Qu’ils prennent les actes du 6ème Congrès national des Syndicats de France tenu à Nantes du 17 au 22 septembre 1894 que l’UD-FO de la Loire-Atlantique a eu l’heureuse idée de rééditer il y a trois ans, enrichis de documents précieux. Ils y trouveront une déclaration du militant qui porta la plus lourde charge dans l’organisation de ce Congrès, Désiré Colombe, dont le nom dit encore quelque chose aux syndicalistes nantais, déclaration qui reflétait la pensée de beaucoup de ses " camarades " comme l’on commençait à dire :
" Le Congrès va voter un certain nombre de résolutions qui formeront tout un programme. Il faut que ce programme ait une sanction. Eh bien, la sanction qui sera proposée et adaptée, la voici : à toutes les élections de tous les degrés, élections sénatoriales, législatives, départementales, municipales, notre programme sera présenté à tous les candidats auxquels cette question sera posée : " L’acceptez-vous ou ne l’acceptez-vous pas ? Nous ne voterons et ne ferons voter que pour les candidats qui l’auront accepté ". De cette façon, nous nous compterons à chaque scrutin et partout, car ce n’est pas seulement dans les villes et dans les petits chefs lieux que nous nous proposons d’opérer ainsi, mais remarquez le bien dans les moindres communes [...] " (op. cit. p. 225-226).
Sauf que le MEDEF n’entend pas le moins du monde compter ses partisans.
Sautons trois quarts de siècle. On est en 1969. Le général de Gaulle a quitté le pouvoir et il faut élire un nouveau président. Ce sera Pompidou. Le 29 avril, le bureau confédéral de la CFDT faisait connaître la position de la Centrale, alors au sommet de sa fièvre révolutionnaire.
" Le syndicalisme est directement concerné par l’élection du président de la République au suffrage universel. A cette occasion, la CFDT entend faire clairement connaître les aspirations des travailleurs et la volonté de changement qui les anime.
" La CFDT rappelle que sa conception d’indépendance du syndicalisme réside moins dans le refus d’intervenir dans les consultations électorales que dans le respect de l’autonomie individuelle du citoyen.
" Depuis des années la CFDT s’efforce de mettre en accord l’acte électoral avec l’action syndicale. Elle considère donc de son devoird’éclairer le choix des travailleurs par des informations, des analyses et par le développement d’une critique sociale. "

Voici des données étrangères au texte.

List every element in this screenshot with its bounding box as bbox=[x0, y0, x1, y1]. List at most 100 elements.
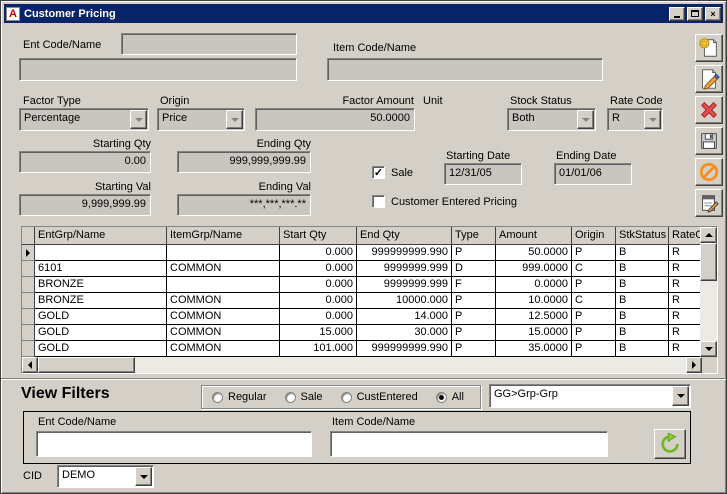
grid-horizontal-scrollbar[interactable] bbox=[22, 357, 702, 373]
table-cell[interactable]: GOLD bbox=[35, 325, 167, 341]
table-cell[interactable]: 10.0000 bbox=[496, 293, 572, 309]
table-cell[interactable]: B bbox=[616, 245, 669, 261]
column-header[interactable]: ItemGrp/Name bbox=[167, 227, 280, 245]
ent-code-input[interactable] bbox=[121, 33, 297, 55]
table-cell[interactable]: BRONZE bbox=[35, 277, 167, 293]
table-cell[interactable]: COMMON bbox=[167, 341, 280, 357]
table-cell[interactable]: 0.0000 bbox=[496, 277, 572, 293]
scroll-left-button[interactable] bbox=[22, 357, 38, 373]
column-header[interactable]: Amount bbox=[496, 227, 572, 245]
table-cell[interactable] bbox=[167, 277, 280, 293]
scroll-up-button[interactable] bbox=[700, 227, 717, 243]
column-header[interactable]: EntGrp/Name bbox=[35, 227, 167, 245]
save-record-button[interactable] bbox=[695, 127, 723, 155]
ending-val-input[interactable]: ***,***,***.** bbox=[177, 194, 311, 216]
table-row[interactable]: GOLDCOMMON101.000999999999.990P35.0000PB… bbox=[22, 341, 702, 357]
row-selector-cell[interactable] bbox=[22, 293, 35, 309]
vertical-scroll-thumb[interactable] bbox=[700, 243, 717, 281]
scroll-right-button[interactable] bbox=[686, 357, 702, 373]
radio-sale[interactable]: Sale bbox=[285, 391, 323, 403]
maximize-button[interactable] bbox=[687, 7, 703, 21]
table-cell[interactable]: 6101 bbox=[35, 261, 167, 277]
chevron-down-icon[interactable] bbox=[135, 467, 152, 486]
radio-regular[interactable]: Regular bbox=[212, 391, 267, 403]
minimize-button[interactable] bbox=[669, 7, 685, 21]
table-cell[interactable]: P bbox=[572, 277, 616, 293]
customer-entered-pricing-checkbox[interactable]: ✓ Customer Entered Pricing bbox=[372, 195, 517, 208]
table-cell[interactable]: P bbox=[452, 293, 496, 309]
starting-val-input[interactable]: 9,999,999.99 bbox=[19, 194, 151, 216]
radio-custentered[interactable]: CustEntered bbox=[341, 391, 418, 403]
row-selector-header[interactable] bbox=[22, 227, 35, 245]
item-code-input[interactable] bbox=[327, 58, 603, 81]
table-cell[interactable]: B bbox=[616, 293, 669, 309]
row-selector-cell[interactable] bbox=[22, 309, 35, 325]
table-cell[interactable]: P bbox=[572, 309, 616, 325]
table-row[interactable]: 0.000999999999.990P50.0000PBR bbox=[22, 245, 702, 261]
table-cell[interactable]: 0.000 bbox=[280, 245, 357, 261]
table-cell[interactable]: 35.0000 bbox=[496, 341, 572, 357]
table-cell[interactable]: GOLD bbox=[35, 309, 167, 325]
ent-name-display[interactable] bbox=[19, 58, 297, 81]
table-cell[interactable]: P bbox=[452, 309, 496, 325]
column-header[interactable]: StkStatus bbox=[616, 227, 669, 245]
table-cell[interactable]: 0.000 bbox=[280, 261, 357, 277]
table-cell[interactable]: 12.5000 bbox=[496, 309, 572, 325]
starting-date-input[interactable]: 12/31/05 bbox=[444, 163, 522, 185]
table-cell[interactable]: D bbox=[452, 261, 496, 277]
rate-code-combo[interactable]: R bbox=[607, 108, 663, 131]
table-cell[interactable]: B bbox=[616, 277, 669, 293]
table-cell[interactable]: COMMON bbox=[167, 309, 280, 325]
table-cell[interactable]: R bbox=[669, 277, 702, 293]
chevron-down-icon[interactable] bbox=[644, 110, 661, 129]
table-cell[interactable]: R bbox=[669, 309, 702, 325]
table-cell[interactable]: 0.000 bbox=[280, 277, 357, 293]
stock-status-combo[interactable]: Both bbox=[507, 108, 596, 131]
column-header[interactable]: Origin bbox=[572, 227, 616, 245]
table-cell[interactable]: 15.000 bbox=[280, 325, 357, 341]
table-cell[interactable]: 10000.000 bbox=[357, 293, 452, 309]
table-cell[interactable]: COMMON bbox=[167, 261, 280, 277]
table-row[interactable]: BRONZECOMMON0.00010000.000P10.0000CBR bbox=[22, 293, 702, 309]
table-cell[interactable] bbox=[35, 245, 167, 261]
grid-vertical-scrollbar[interactable] bbox=[700, 227, 717, 357]
table-cell[interactable]: 101.000 bbox=[280, 341, 357, 357]
table-cell[interactable]: B bbox=[616, 309, 669, 325]
table-cell[interactable]: 0.000 bbox=[280, 309, 357, 325]
row-selector-cell[interactable] bbox=[22, 261, 35, 277]
table-cell[interactable]: P bbox=[572, 245, 616, 261]
chevron-down-icon[interactable] bbox=[130, 110, 147, 129]
radio-all[interactable]: All bbox=[436, 391, 464, 403]
ending-qty-input[interactable]: 999,999,999.99 bbox=[177, 151, 311, 173]
delete-record-button[interactable] bbox=[695, 96, 723, 124]
chevron-down-icon[interactable] bbox=[226, 110, 243, 129]
title-bar[interactable]: A Customer Pricing × bbox=[4, 4, 723, 23]
table-cell[interactable] bbox=[167, 245, 280, 261]
table-row[interactable]: BRONZE0.0009999999.999F0.0000PBR bbox=[22, 277, 702, 293]
chevron-down-icon[interactable] bbox=[672, 386, 689, 406]
filter-item-code-input[interactable] bbox=[330, 431, 608, 457]
ending-date-input[interactable]: 01/01/06 bbox=[554, 163, 632, 185]
table-cell[interactable]: 999999999.990 bbox=[357, 341, 452, 357]
table-cell[interactable]: 9999999.999 bbox=[357, 261, 452, 277]
table-row[interactable]: GOLDCOMMON15.00030.000P15.0000PBR bbox=[22, 325, 702, 341]
table-cell[interactable]: 30.000 bbox=[357, 325, 452, 341]
table-cell[interactable]: B bbox=[616, 341, 669, 357]
table-cell[interactable]: R bbox=[669, 341, 702, 357]
table-cell[interactable]: R bbox=[669, 293, 702, 309]
table-row[interactable]: 6101COMMON0.0009999999.999D999.0000CBR bbox=[22, 261, 702, 277]
column-header[interactable]: Type bbox=[452, 227, 496, 245]
table-cell[interactable]: C bbox=[572, 261, 616, 277]
horizontal-scroll-thumb[interactable] bbox=[38, 357, 135, 373]
table-cell[interactable]: GOLD bbox=[35, 341, 167, 357]
table-cell[interactable]: 999.0000 bbox=[496, 261, 572, 277]
cancel-button[interactable] bbox=[695, 158, 723, 186]
table-cell[interactable]: COMMON bbox=[167, 325, 280, 341]
factor-type-combo[interactable]: Percentage bbox=[19, 108, 149, 131]
table-cell[interactable]: B bbox=[616, 261, 669, 277]
table-cell[interactable]: B bbox=[616, 325, 669, 341]
sale-checkbox[interactable]: ✓ Sale bbox=[372, 166, 413, 179]
table-cell[interactable]: R bbox=[669, 325, 702, 341]
table-cell[interactable]: P bbox=[572, 341, 616, 357]
table-cell[interactable]: C bbox=[572, 293, 616, 309]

Passons sur la CGT, qui, pendant de longues années, lors de toutes les consultations électorales, apporta son appui au Parti communiste et à ses candidats, avec cette seule nuance que, devant les critiques, durant la dernière période, les dirigeants communistes de la CGT prétendaient ne donner qu’à titre personnel leurs conseils de vote. Comme si, quand on est à la tête d’une organisation comme la CGT, on pouvait encore parler à titre personnel, sans engager son organisation.

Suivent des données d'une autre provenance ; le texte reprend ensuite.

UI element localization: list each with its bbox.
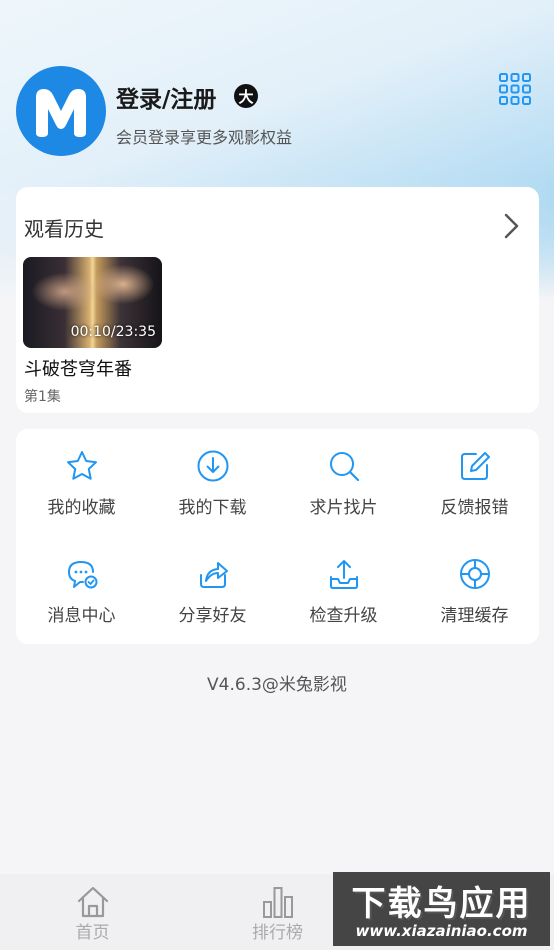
login-register-link[interactable]: 登录/注册 (116, 80, 216, 114)
watch-history-title: 观看历史 (24, 217, 104, 241)
request-video-label: 求片找片 (309, 498, 378, 518)
upload-icon (330, 560, 358, 589)
home-icon (77, 886, 109, 918)
chevron-right-icon[interactable] (501, 211, 521, 241)
grid-menu-icon[interactable] (498, 72, 532, 106)
messages-label: 消息中心 (47, 606, 116, 626)
check-update-label: 检查升级 (309, 606, 378, 626)
share-label: 分享好友 (178, 606, 247, 626)
favorites-label: 我的收藏 (47, 498, 116, 518)
watch-history-card: 观看历史 00:10/23:35 斗破苍穹年番 第1集 (16, 187, 539, 413)
watermark-title: 下载鸟应用 (351, 884, 532, 924)
downloads-button[interactable]: 我的下载 (147, 429, 278, 529)
share-icon (200, 562, 228, 588)
downloads-label: 我的下载 (178, 498, 247, 518)
chart-icon (263, 887, 293, 918)
star-icon (67, 451, 97, 480)
clear-cache-button[interactable]: 清理缓存 (409, 537, 540, 637)
check-update-button[interactable]: 检查升级 (278, 537, 409, 637)
request-video-button[interactable]: 求片找片 (278, 429, 409, 529)
m-logo-icon (36, 89, 86, 137)
clear-cache-label: 清理缓存 (440, 606, 509, 626)
tab-home[interactable]: 首页 (0, 874, 185, 950)
vip-badge: 大 (234, 84, 258, 108)
share-button[interactable]: 分享好友 (147, 537, 278, 637)
watermark: 下载鸟应用 www.xiazainiao.com (333, 872, 550, 946)
tab-home-label: 首页 (75, 923, 110, 943)
version-text: V4.6.3@米兔影视 (207, 675, 347, 695)
edit-icon (461, 452, 490, 480)
avatar[interactable] (16, 66, 106, 156)
history-thumbnail[interactable]: 00:10/23:35 (23, 257, 162, 348)
favorites-button[interactable]: 我的收藏 (16, 429, 147, 529)
clean-icon (460, 559, 490, 589)
download-icon (197, 450, 229, 482)
login-subtitle: 会员登录享更多观影权益 (116, 128, 293, 147)
playback-progress: 00:10/23:35 (70, 324, 156, 340)
history-item-episode: 第1集 (24, 389, 61, 405)
feedback-button[interactable]: 反馈报错 (409, 429, 540, 529)
message-icon (68, 561, 98, 589)
watermark-url: www.xiazainiao.com (355, 922, 528, 940)
history-item-title[interactable]: 斗破苍穹年番 (24, 355, 132, 381)
messages-button[interactable]: 消息中心 (16, 537, 147, 637)
feedback-label: 反馈报错 (440, 498, 509, 518)
quick-actions-card: 我的收藏 我的下载 求片找片 反馈报错 消息中心 分享好友 检查升级 清理缓存 (16, 429, 539, 644)
search-icon (330, 452, 360, 482)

Il n’est pas jusqu’au sage André Bergeron - assurément celui de tous les leaders syndicaux qui a le plus tenu l’action syndicale en-dehors de toute considération politique - qui, à un journaliste qui lui demandait s’il ne pensait plus que " les hommes politiques sont plus sensibles aux revendications syndicales avant l’élection qu’après ", répondait par l’affirmative.
" Je peux vous dire, par exemple, que j’ai bien l’intention de crier très fort pour qu’on accorde enfin à tous les salariés la cinquième semaine de congés payés [...] Il faut qu’on le sache, nous profiterons de la campagne présidentielle pour obtenir cette cinquième semaine " (Quotidien de Paris, 10 septembre 1980).

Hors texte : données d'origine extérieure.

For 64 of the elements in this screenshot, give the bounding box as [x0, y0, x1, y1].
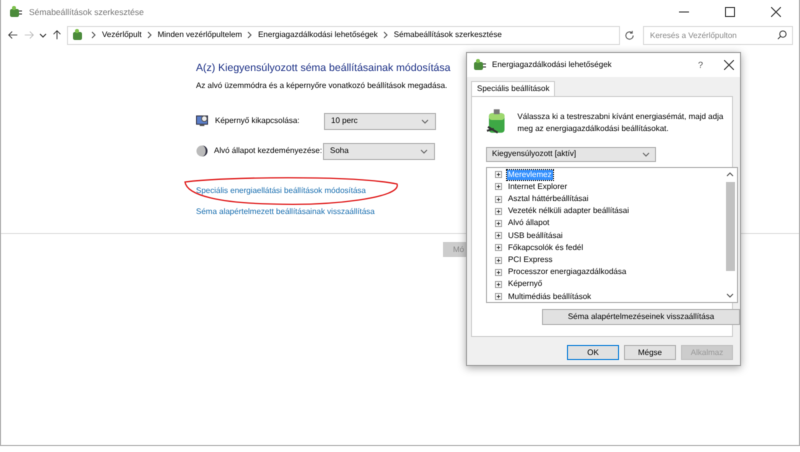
close-icon[interactable] [724, 60, 734, 70]
page-heading: A(z) Kiegyensúlyozott séma beállításainak módosítása [196, 62, 450, 75]
moon-icon [196, 145, 208, 158]
refresh-icon[interactable] [624, 30, 635, 40]
dropdown-icon [421, 117, 429, 126]
tree-item[interactable]: Processzor energiagazdálkodása [507, 267, 628, 278]
plan-dropdown[interactable]: Kiegyensúlyozott [aktív] [486, 146, 656, 162]
tree-item[interactable]: Vezeték nélküli adapter beállításai [507, 206, 630, 216]
breadcrumb[interactable]: Sémabeállítások szerkesztése [394, 30, 502, 40]
tree-item[interactable]: Képernyő [507, 279, 544, 290]
back-icon[interactable] [7, 29, 19, 41]
chevron-icon [247, 31, 254, 39]
expand-icon[interactable] [495, 280, 502, 288]
tree-item[interactable]: Asztal háttérbeállításai [507, 194, 590, 204]
expand-icon[interactable] [495, 256, 502, 264]
expand-icon[interactable] [495, 183, 502, 190]
search-field[interactable]: Keresés a Vezérlőpulton [643, 26, 793, 44]
setting-dropdown[interactable]: Soha [323, 142, 435, 160]
expand-icon[interactable] [495, 232, 502, 240]
setting-label: Képernyő kikapcsolása: [214, 116, 300, 126]
dialog-title: Energiagazdálkodási lehetőségek [492, 60, 612, 70]
expand-icon[interactable] [495, 220, 502, 227]
address-bar[interactable]: Vezérlőpult Minden vezérlőpultelem Energiagazdálkodási lehetőségek Sémabeállítások szerkesztése [67, 26, 620, 44]
chevron-icon [382, 31, 389, 39]
chevron-icon [146, 31, 153, 39]
dialog-button[interactable]: OK [567, 344, 619, 360]
scroll-down-icon[interactable] [726, 290, 734, 299]
tree-item[interactable]: Főkapcsolók és fedél [507, 242, 584, 253]
expand-icon[interactable] [495, 196, 502, 203]
breadcrumb[interactable]: Energiagazdálkodási lehetőségek [258, 30, 378, 40]
scrollbar[interactable] [723, 168, 737, 302]
expand-icon[interactable] [495, 171, 502, 178]
dialog-description: Válassza ki a testreszabni kívánt energiasémát, majd adja meg az energiagazdálkodási beállításokat. [517, 110, 724, 135]
tab[interactable]: Speciális beállítások [471, 81, 556, 96]
help-button[interactable]: ? [698, 60, 703, 70]
setting-dropdown[interactable]: 10 perc [324, 112, 436, 130]
link[interactable]: Séma alapértelmezett beállításainak visszaállítása [196, 206, 375, 216]
power-options-icon [9, 5, 23, 19]
tree-item[interactable]: Alvó állapot [507, 218, 550, 228]
setting-label: Alvó állapot kezdeményezése: [213, 146, 323, 156]
tree-item[interactable]: PCI Express [507, 255, 554, 265]
expand-icon[interactable] [495, 268, 502, 276]
expand-icon[interactable] [495, 208, 502, 215]
dropdown-icon[interactable] [39, 31, 47, 39]
tree-item[interactable]: USB beállításai [507, 230, 564, 241]
search-icon [777, 30, 787, 40]
scroll-up-icon[interactable] [726, 170, 734, 179]
expand-icon[interactable] [495, 293, 502, 300]
monitor-icon [196, 115, 209, 128]
window-title: Sémabeállítások szerkesztése [29, 6, 144, 18]
page-subtitle: Az alvó üzemmódra és a képernyőre vonatkozó beállítások megadása. [196, 80, 448, 90]
chevron-icon [91, 31, 97, 39]
expand-icon[interactable] [495, 244, 502, 252]
tree-item[interactable]: Multimédiás beállítások [507, 292, 592, 302]
power-options-icon [473, 58, 487, 72]
dropdown-icon [420, 147, 428, 156]
up-icon[interactable] [51, 29, 63, 41]
scrollbar-thumb[interactable] [726, 182, 734, 271]
breadcrumb[interactable]: Vezérlőpult [102, 30, 142, 40]
dropdown-icon [642, 150, 650, 158]
breadcrumb[interactable]: Minden vezérlőpultelem [158, 30, 242, 40]
tree-item[interactable]: Internet Explorer [507, 182, 568, 192]
reset-defaults-button[interactable]: Séma alapértelmezéseinek visszaállítása [542, 308, 740, 325]
dialog-button[interactable]: Mégse [624, 344, 676, 360]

Bref, de tout temps, les militants syndicaux ont cru que les campagnes en vue des élections politiques offraient un climat propice pour faire connaître leurs revendications, les faire adopter, les faire avancer. S’ils ont moins tendance à le faire aujourd’hui, c’est peut-être que l’expérience leur a appris que les engagements pris par les candidats ne vivaient pas beaucoup plus longtemps que les roses, l’espace d’une campagne.
C’est ce scepticisme plutôt qu’une indignation - au demeurant stéréotypée - qu’ils devraient opposer à l’entrée en lice du MEDEF.